Though their MSRPs are significantly higher, at $100 and $75, respectively, you can find the Rains for $60 on Amazon, and the Thunders for about $45.
The Difference

To be honest, the only apparent difference between these two earbuds, aside from their slightly different shapes, is sound balance: The Rains are tuned for all-around listening, and the Thunders for heavier bass.
The Experience


The first thing you'll notice about the Thinksounds is that, yes, they are made out of wood, and yes, that makes them beautiful. There's nothing about the design or shape that's particularly striking—if these were molded from shiny plastic, they could even look tacky—but the finish, either in Black Chocolate or Red Cherry stain, looks and feels great. A headphone body is one of the only reasonable applications for wood in the gadget world, and to both your eyes and your fingers, the Thinksound are a treat. But who cares what they think; what about your ear holes?
Not knowing that they used to be made from the living flesh of a tree, the Rains have a rich sound, if not a spectacular one. The low end is healthy to the point that I'd hesitate to recommend the even bassier Thunders, and the midrange is well represented and clear even at high volumes. The highest notes, which are crucial to conveying strong presence in music, can sound a bit soft at times, but unless you've just been listing to a set of high-end Eymotics, you're not likely to notice. Which brings me to the core issue here: wood. How about that wood!
The Wood

I could hazard a guess that wood is the reason the Thinksounds' sound soft at the high end, or that all the way down the equalizer, they sound warm, a favorite, and largely meaningless, word among audiophiles.
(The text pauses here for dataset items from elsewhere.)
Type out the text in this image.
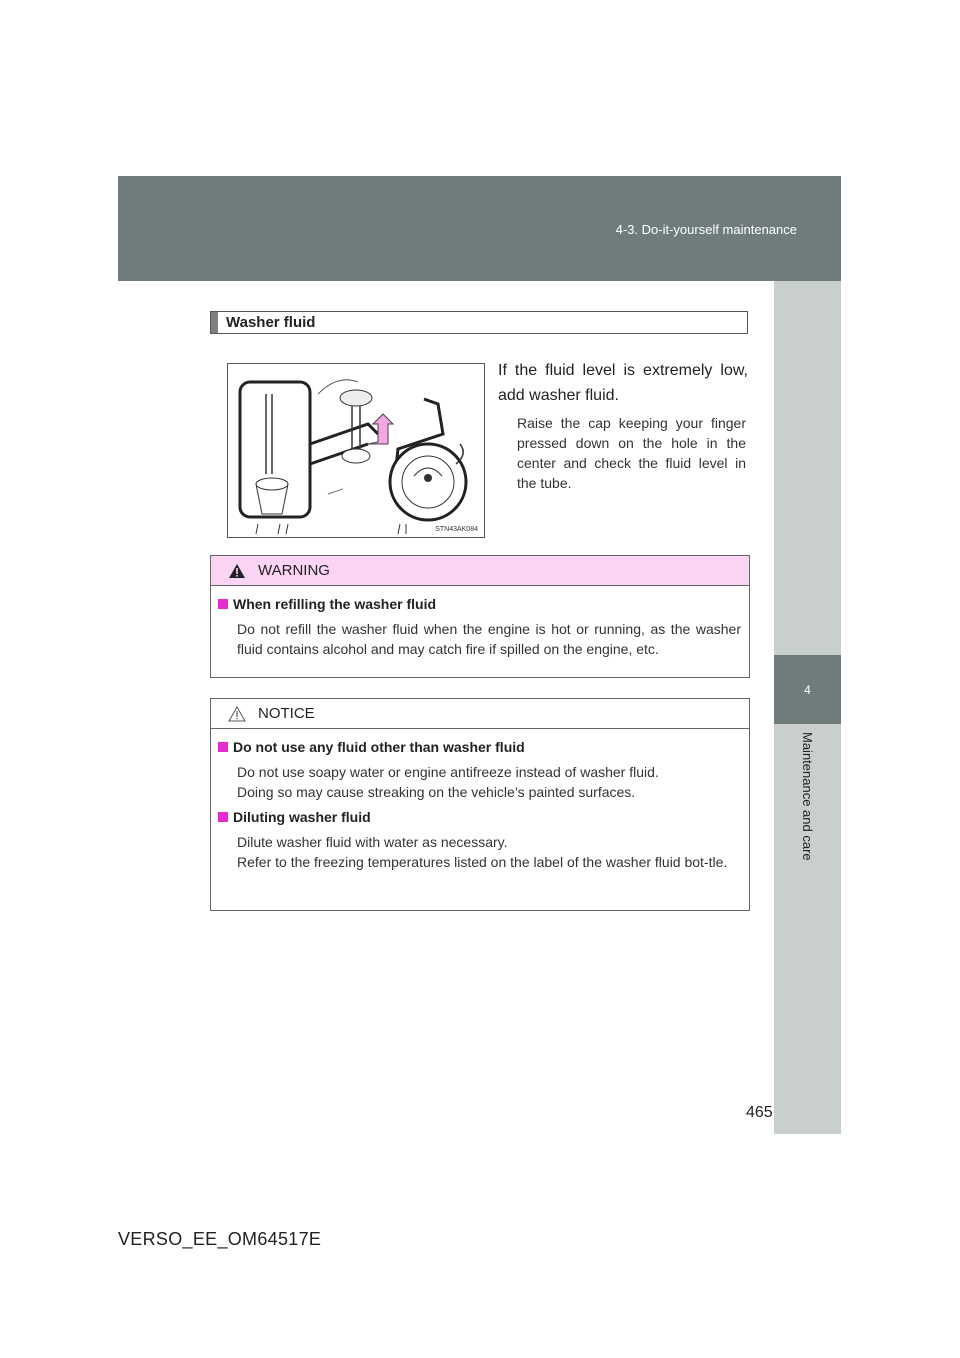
4-3. Do-it-yourself maintenance
4
Maintenance and care
Washer fluid
STN43AK084
If the fluid level is extremely low, add washer fluid.
Raise the cap keeping your finger pressed down on the hole in the center and check the fluid level in the tube.
WARNING
When refilling the washer fluid

Do not refill the washer fluid when the engine is hot or running, as the washer fluid contains alcohol and may catch fire if spilled on the engine, etc.

NOTICE
Do not use any fluid other than washer fluid

Do not use soapy water or engine antifreeze instead of washer fluid.

Doing so may cause streaking on the vehicle’s painted surfaces.

Diluting washer fluid

Dilute washer fluid with water as necessary.

Refer to the freezing temperatures listed on the label of the washer fluid bot-tle.

465
VERSO_EE_OM64517E
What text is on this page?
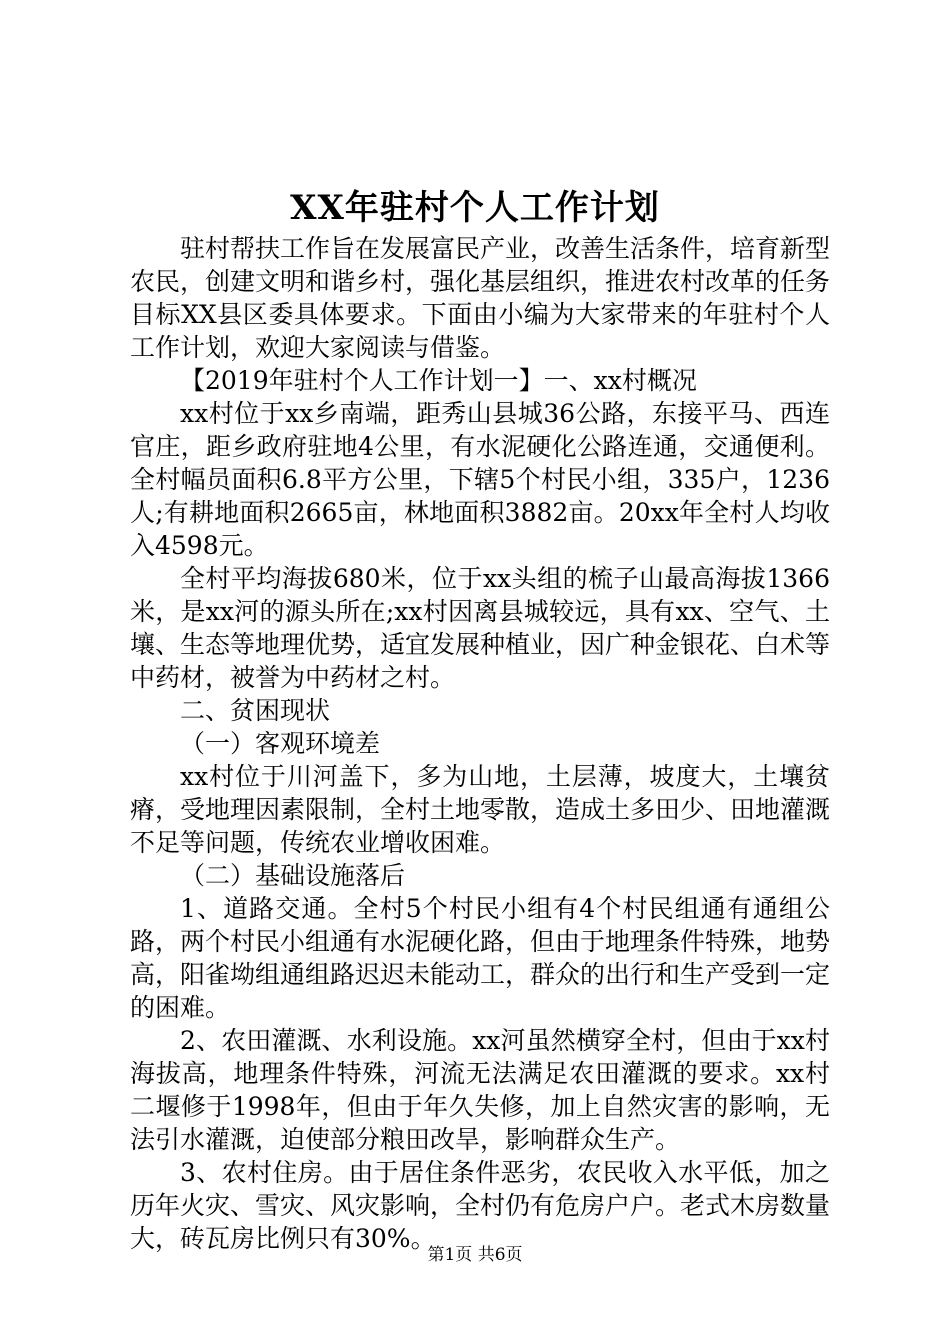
XX年驻村个人工作计划

驻村帮扶工作旨在发展富民产业，改善生活条件，培育新型农民，创建文明和谐乡村，强化基层组织，推进农村改革的任务目标XX县区委具体要求。下面由小编为大家带来的年驻村个人工作计划，欢迎大家阅读与借鉴。

【2019年驻村个人工作计划一】一、xx村概况

xx村位于xx乡南端，距秀山县城36公路，东接平马、西连官庄，距乡政府驻地4公里，有水泥硬化公路连通，交通便利。全村幅员面积6.8平方公里，下辖5个村民小组，335户，1236人;有耕地面积2665亩，林地面积3882亩。20xx年全村人均收入4598元。

全村平均海拔680米，位于xx头组的梳子山最高海拔1366米，是xx河的源头所在;xx村因离县城较远，具有xx、空气、土壤、生态等地理优势，适宜发展种植业，因广种金银花、白术等中药材，被誉为中药材之村。

二、贫困现状

（一）客观环境差

xx村位于川河盖下，多为山地，土层薄，坡度大，土壤贫瘠，受地理因素限制，全村土地零散，造成土多田少、田地灌溉不足等问题，传统农业增收困难。

（二）基础设施落后

1、道路交通。全村5个村民小组有4个村民组通有通组公路，两个村民小组通有水泥硬化路，但由于地理条件特殊，地势高，阳雀坳组通组路迟迟未能动工，群众的出行和生产受到一定的困难。

2、农田灌溉、水利设施。xx河虽然横穿全村，但由于xx村海拔高，地理条件特殊，河流无法满足农田灌溉的要求。xx村二堰修于1998年，但由于年久失修，加上自然灾害的影响，无法引水灌溉，迫使部分粮田改旱，影响群众生产。

3、农村住房。由于居住条件恶劣，农民收入水平低，加之历年火灾、雪灾、风灾影响，全村仍有危房户户。老式木房数量大，砖瓦房比例只有30%。

第1页 共6页
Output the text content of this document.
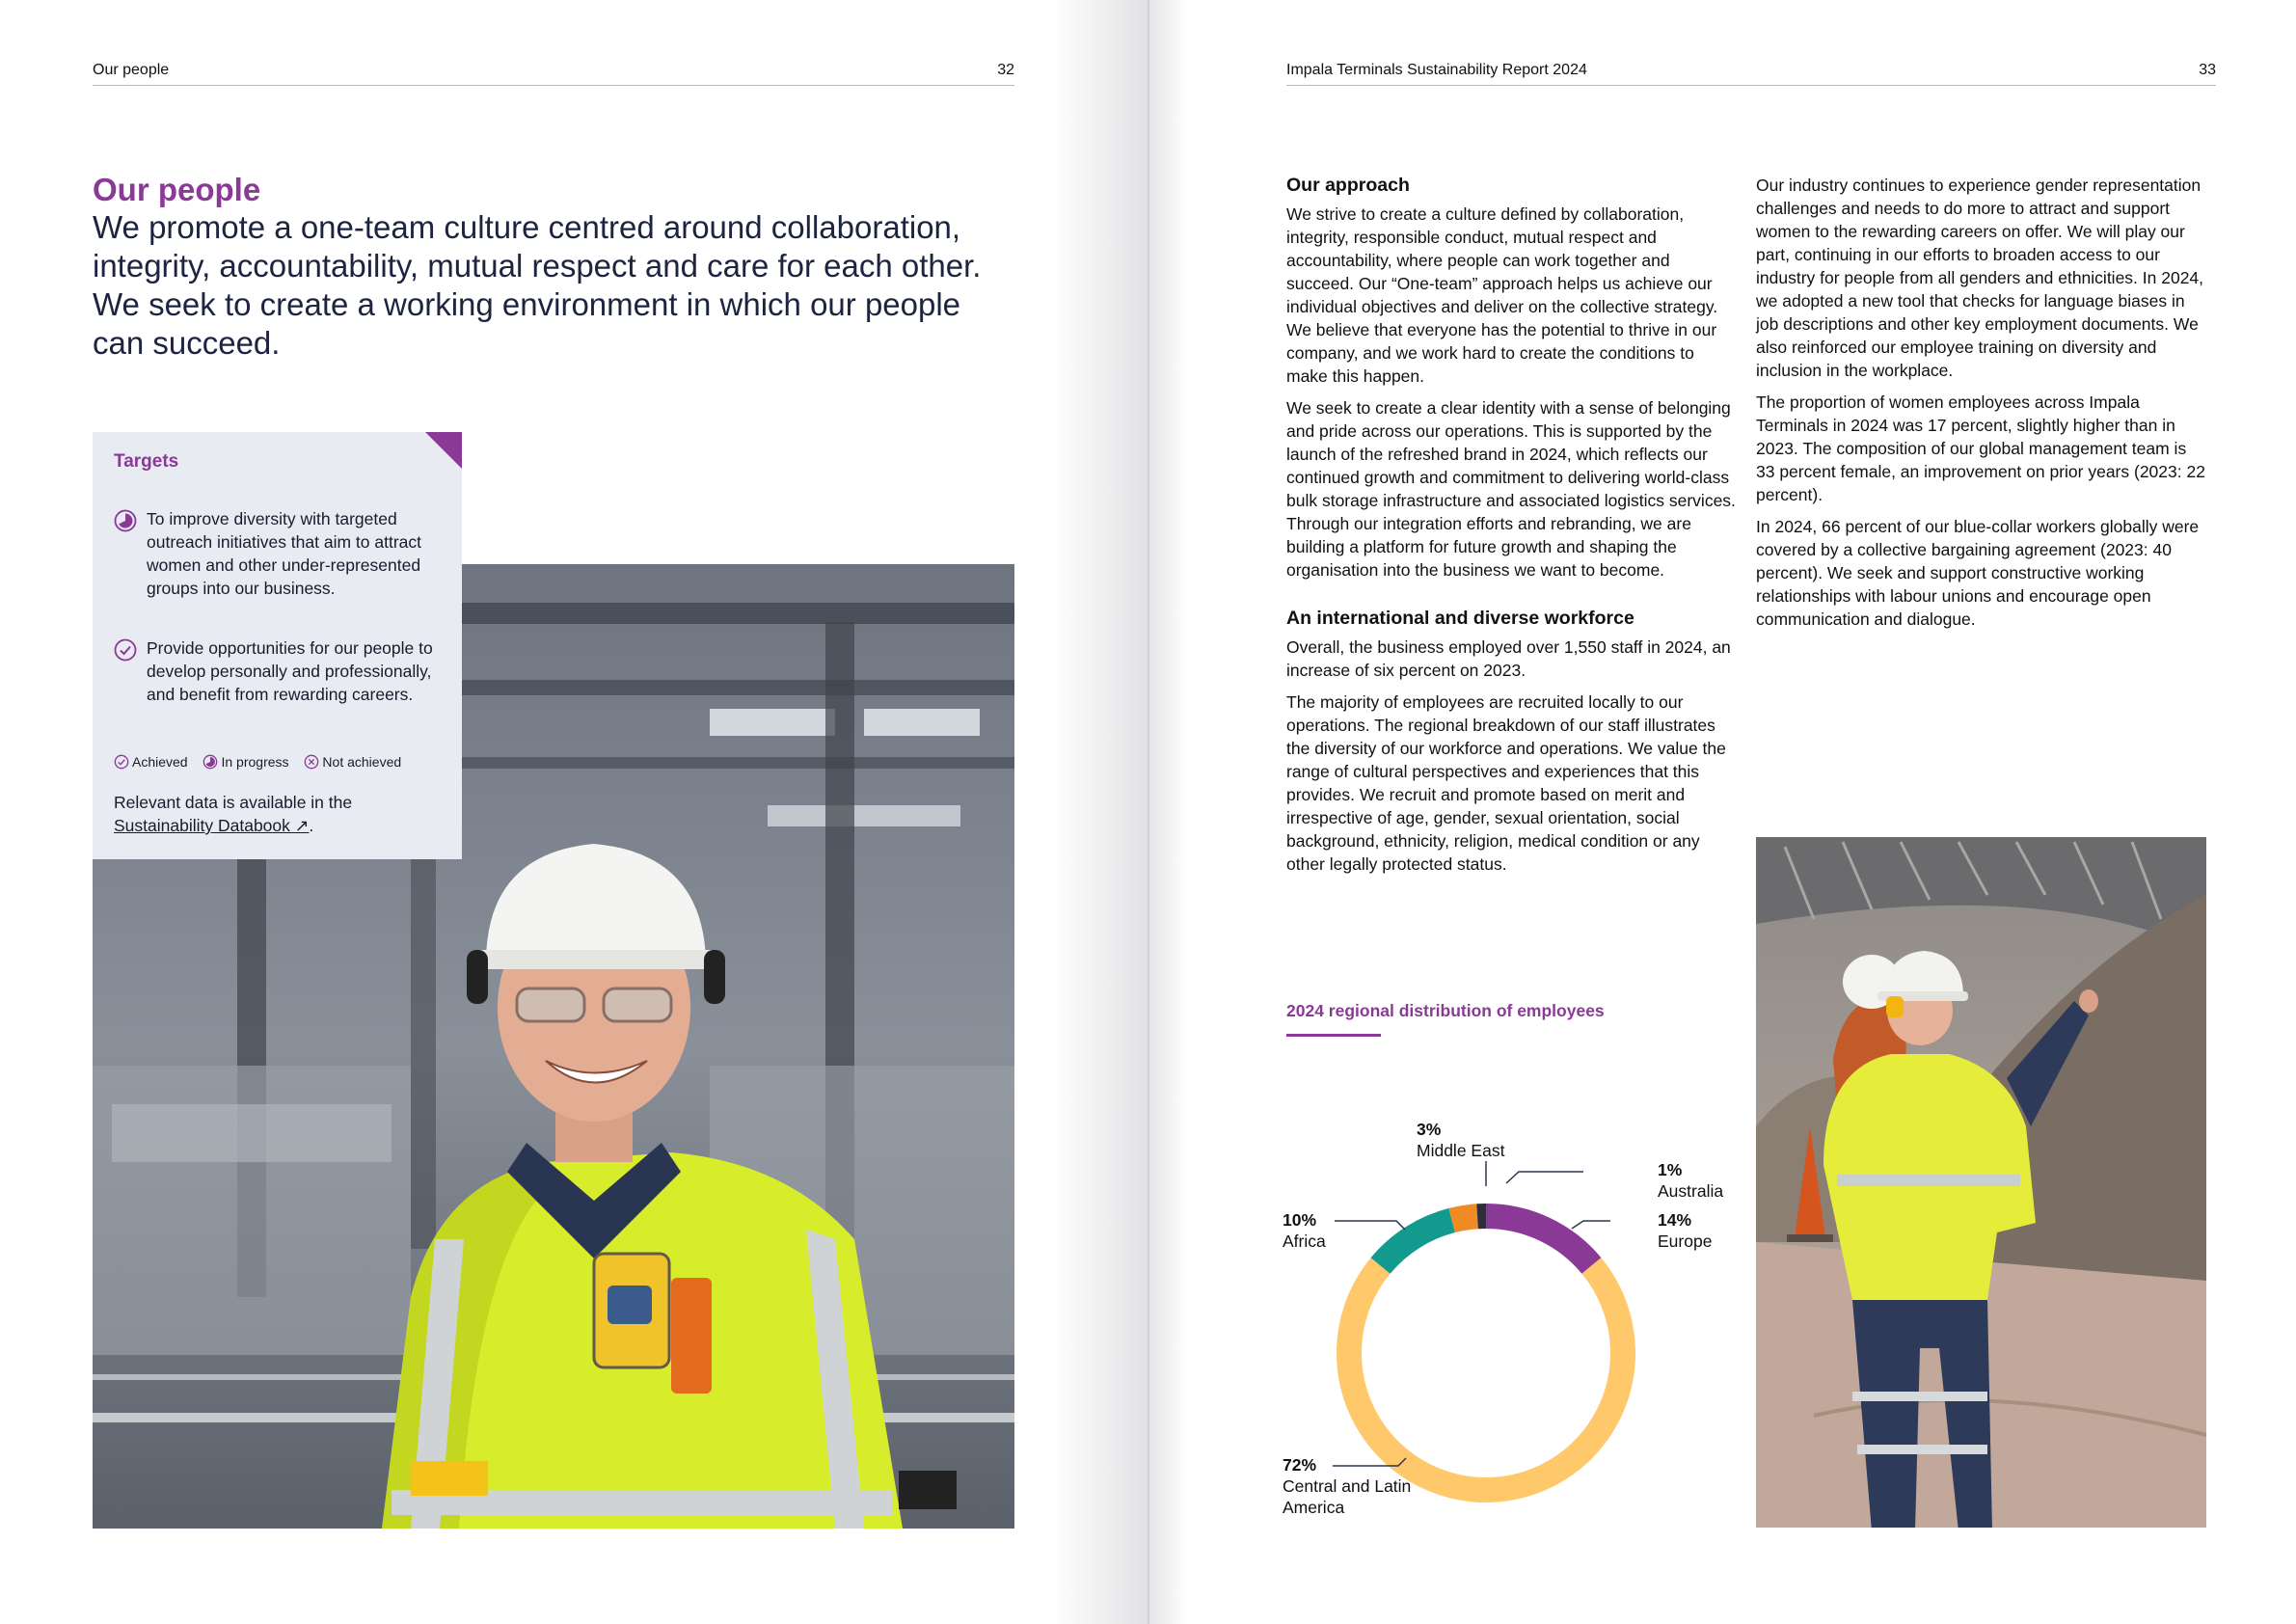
Our people	32
Our people
We promote a one-team culture centred around collaboration, integrity, accountability, mutual respect and care for each other. We seek to create a working environment in which our people can succeed.
Targets
To improve diversity with targeted outreach initiatives that aim to attract women and other under-represented groups into our business.
Provide opportunities for our people to develop personally and professionally, and benefit from rewarding careers.
Achieved In progress Not achieved
Relevant data is available in the
Sustainability Databook ↗.
Impala Terminals Sustainability Report 2024	33
Our approach

We strive to create a culture defined by collaboration, integrity, responsible conduct, mutual respect and accountability, where people can work together and succeed. Our “One-team” approach helps us achieve our individual objectives and deliver on the collective strategy. We believe that everyone has the potential to thrive in our company, and we work hard to create the conditions to make this happen.

We seek to create a clear identity with a sense of belonging and pride across our operations. This is supported by the launch of the refreshed brand in 2024, which reflects our continued growth and commitment to delivering world-class bulk storage infrastructure and associated logistics services. Through our integration efforts and rebranding, we are building a platform for future growth and shaping the organisation into the business we want to become.

An international and diverse workforce

Overall, the business employed over 1,550 staff in 2024, an increase of six percent on 2023.

The majority of employees are recruited locally to our operations. The regional breakdown of our staff illustrates the diversity of our workforce and operations. We value the range of cultural perspectives and experiences that this provides. We recruit and promote based on merit and irrespective of age, gender, sexual orientation, social background, ethnicity, religion, medical condition or any other legally protected status.

Our industry continues to experience gender representation challenges and needs to do more to attract and support women to the rewarding careers on offer. We will play our part, continuing in our efforts to broaden access to our industry for people from all genders and ethnicities. In 2024, we adopted a new tool that checks for language biases in job descriptions and other key employment documents. We also reinforced our employee training on diversity and inclusion in the workplace.

The proportion of women employees across Impala Terminals in 2024 was 17 percent, slightly higher than in 2023. The composition of our global management team is 33 percent female, an improvement on prior years (2023: 22 percent).

In 2024, 66 percent of our blue-collar workers globally were covered by a collective bargaining agreement (2023: 40 percent). We seek and support constructive working relationships with labour unions and encourage open communication and dialogue.

2024 regional distribution of employees
3%
Middle East
1%
Australia
14%
Europe
10%
Africa
72%
Central and Latin America
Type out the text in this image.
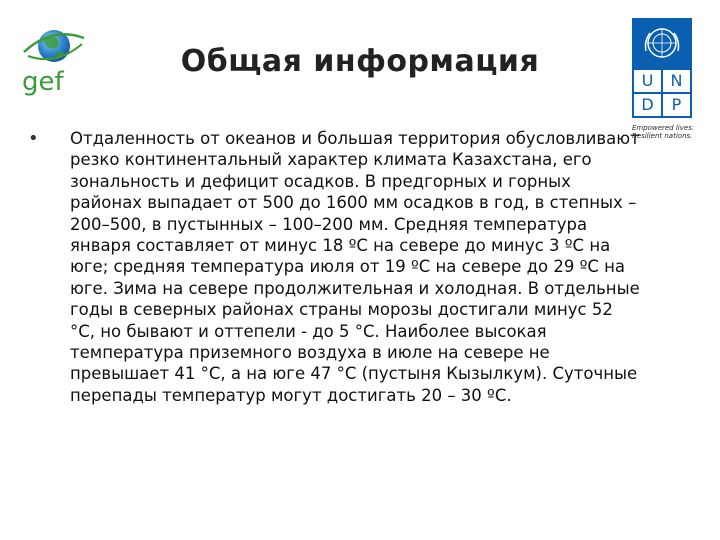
gef
Общая информация
U	N
D	P
Empowered lives.
Resilient nations.
• Отдаленность от океанов и большая территория обусловливают
резко континентальный характер климата Казахстана, его
зональность и дефицит осадков. В предгорных и горных
районах выпадает от 500 до 1600 мм осадков в год, в степных –
200–500, в пустынных – 100–200 мм. Средняя температура
января составляет от минус 18 ºС на севере до минус 3 ºС на
юге; средняя температура июля от 19 ºС на севере до 29 ºС на
юге. Зима на севере продолжительная и холодная. В отдельные
годы в северных районах страны морозы достигали минус 52
°С, но бывают и оттепели - до 5 °С. Наиболее высокая
температура приземного воздуха в июле на севере не
превышает 41 °С, а на юге 47 °С (пустыня Кызылкум). Суточные
перепады температур могут достигать 20 – 30 ºС.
I can credit wood with the near-total lack of cable noise (when the cord is jostled), and blame it for the earphones' sound isolation, which is only OK. I can posit that funneling sound from the 9mm (and in the case of the Thunder, 10mm) drivers through wood instead of plastic would cause sound to reverberate differently. I could buy into Thinksound's claims that building headphones out of renewable natural materials is better for the environment than building them out of something else.
But since I can't actually test a plastic or metal version of the Rain or Thunder, and since I have absolutely no background in ecology or material science, I won't. I'll just say that, for the price, the Thinksound Rains hold their own against any other earphone, up to an including the Shure SE115s, and that for any price, you're not going to find a set of earphones more attractive, or immediately distinctive.
So: should you wood? Sure you should. [Thinksound]
They're even prettier in real life than they look above

Balanced, clean, powerful sound, especially for the (street) price.

They're good for the environment, despite the fact that they're explicitly made from something that used to be alive, and now isn't. This is a plus if you want it to be, and causes no compromise.

The Thunders are a bit too bassy, so unless you like your music thumpier than most, stick with the slightly more expensive Rains.